Inevitable no pensar en Nanook, el esquimal (1922), aquel mítico y fundacional documental de Robert Flaherty, viendo este Profesor en Groenlandia cuyo título español tal vez puede llamar a engaño sobre su tono, que no es precisamente el de la comedia estereotipada sobre el choque de culturas y sí el de esas ficciones de perfil bajo empapadas de etnografía y respeto por la realidad filmada.

Hay por tanto aquí una rica y fluida hibridación entre documental y ficción, un interés sincero por esos inuit que viven en una pequeña localidad de apenas 80 vecinos en Groenlandia, por sus costumbres, su modo de vida, sus conflictos, sus relatos tradicionales, también por la manera en que estos han evolucionado en pleno siglo XXI, una vez que Dinamarca, país del que dependen administrativamente, ha intentado llevar hasta ellos los usos y modos de la sociedad occidental.
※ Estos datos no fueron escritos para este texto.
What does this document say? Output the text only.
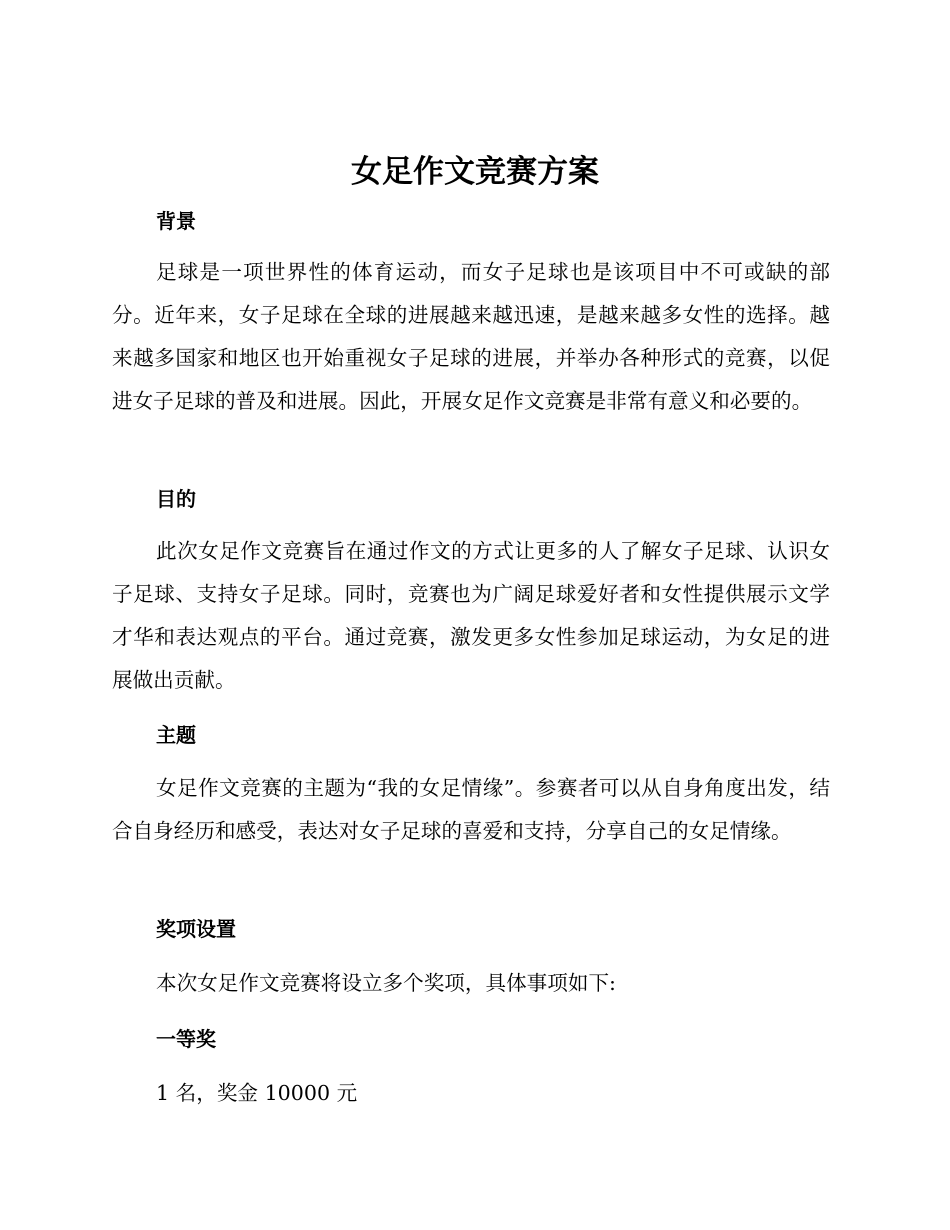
女足作文竞赛方案
背景

足球是一项世界性的体育运动，而女子足球也是该项目中不可或缺的部分。近年来，女子足球在全球的进展越来越迅速，是越来越多女性的选择。越来越多国家和地区也开始重视女子足球的进展，并举办各种形式的竞赛，以促进女子足球的普及和进展。因此，开展女足作文竞赛是非常有意义和必要的。

目的

此次女足作文竞赛旨在通过作文的方式让更多的人了解女子足球、认识女子足球、支持女子足球。同时，竞赛也为广阔足球爱好者和女性提供展示文学才华和表达观点的平台。通过竞赛，激发更多女性参加足球运动，为女足的进展做出贡献。

主题

女足作文竞赛的主题为“我的女足情缘”。参赛者可以从自身角度出发，结合自身经历和感受，表达对女子足球的喜爱和支持，分享自己的女足情缘。

奖项设置

本次女足作文竞赛将设立多个奖项，具体事项如下:

一等奖

1 名，奖金 10000 元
Es precisamente a través de la figura del profesor solitario (Anders Hvidegaard) cómo Samuel Collardey construye su relato de conocimiento paulatino del terreno y respeto por una cultura milenaria, pretexto ficcional, interpretado como en el resto de los casos por los lugareños convertidos en actores ocasionales, para plantear de manera episódica, didáctica y humanista los asuntos de una pequeña comunidad en la que adultos, niños y ancianos se enfrentan al eterno dilema de la tradición frente a la modernidad, a la idea de la educación y la trasmisión de valores y costumbres, a la relación primitiva y esencial con la imponente naturaleza y los animales, también a la muerte y el destino.